戦術的にはやはりサイドの攻防がポイントだったように思う。3バックの山形のWBが攻守でメリハリの有る上下動をしていたのに対し、千葉は4バックでSBとSHで山形に対してサイドで数的優位を保っていたはずなのだが、何故か守備の場面では2人とも下がってしまう事が多く、それが森本ら前線の選手が孤立する要因になっていた。

3バックのサイド1枚を恐れて2枚が下がる形は、ブラジルW杯で日本がコートジボワールに対してやってしまった守備と同じで、そこを2枚で受けてしまうかSB1枚を残してSHが高い位置で基点を作れるかどうかがガラリと攻守のペースが変わるポイントであり、そこで一歩千葉が踏み込んでいれば内容と結果は違ったものになってたのではないかと思う。

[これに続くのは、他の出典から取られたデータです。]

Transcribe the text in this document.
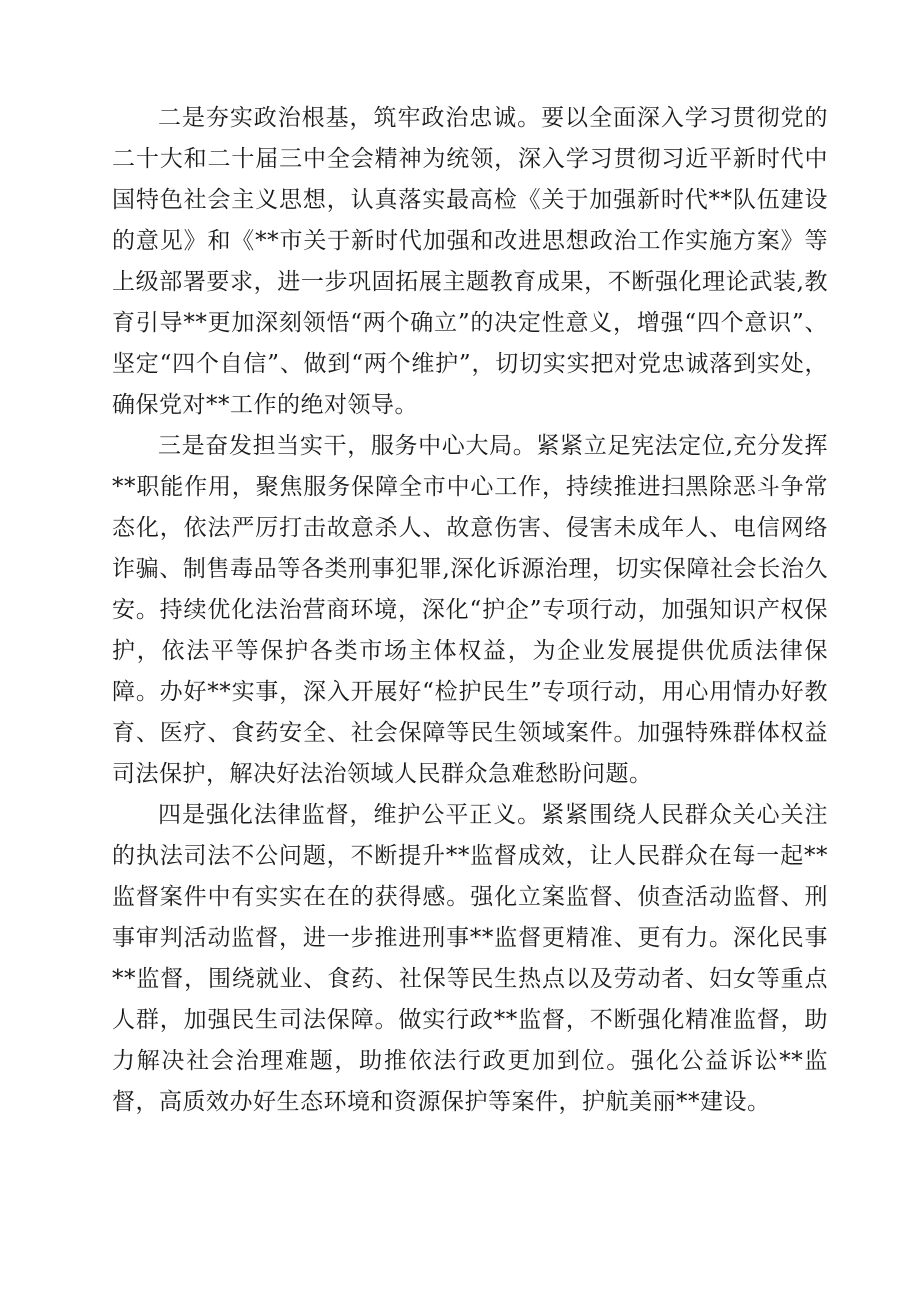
二是夯实政治根基，筑牢政治忠诚。要以全面深入学习贯彻党的二十大和二十届三中全会精神为统领，深入学习贯彻习近平新时代中国特色社会主义思想，认真落实最高检《关于加强新时代**队伍建设的意见》和《**市关于新时代加强和改进思想政治工作实施方案》等上级部署要求，进一步巩固拓展主题教育成果，不断强化理论武装,教育引导**更加深刻领悟“两个确立”的决定性意义，增强“四个意识”、坚定“四个自信”、做到“两个维护”，切切实实把对党忠诚落到实处，确保党对**工作的绝对领导。

三是奋发担当实干，服务中心大局。紧紧立足宪法定位,充分发挥**职能作用，聚焦服务保障全市中心工作，持续推进扫黑除恶斗争常态化，依法严厉打击故意杀人、故意伤害、侵害未成年人、电信网络诈骗、制售毒品等各类刑事犯罪,深化诉源治理，切实保障社会长治久安。持续优化法治营商环境，深化“护企”专项行动，加强知识产权保护，依法平等保护各类市场主体权益，为企业发展提供优质法律保障。办好**实事，深入开展好“检护民生”专项行动，用心用情办好教育、医疗、食药安全、社会保障等民生领域案件。加强特殊群体权益司法保护，解决好法治领域人民群众急难愁盼问题。

四是强化法律监督，维护公平正义。紧紧围绕人民群众关心关注的执法司法不公问题，不断提升**监督成效，让人民群众在每一起**监督案件中有实实在在的获得感。强化立案监督、侦查活动监督、刑事审判活动监督，进一步推进刑事**监督更精准、更有力。深化民事**监督，围绕就业、食药、社保等民生热点以及劳动者、妇女等重点人群，加强民生司法保障。做实行政**监督，不断强化精准监督，助力解决社会治理难题，助推依法行政更加到位。强化公益诉讼**监督，高质效办好生态环境和资源保护等案件，护航美丽**建设。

山形がプレーオフを勝ち抜けられたのは、当然ながら最も失うものが少ない立場であったと同時に、全員が全くブレずに自分たちのやるべき事をやり尽くしたからだろう。逆に千葉には明らかに恐れと迷いがあった。改めて、サッカーというのは何よりメンタルが大きくモノを言うスポーツなのだと思い知らされるプレーオフであった。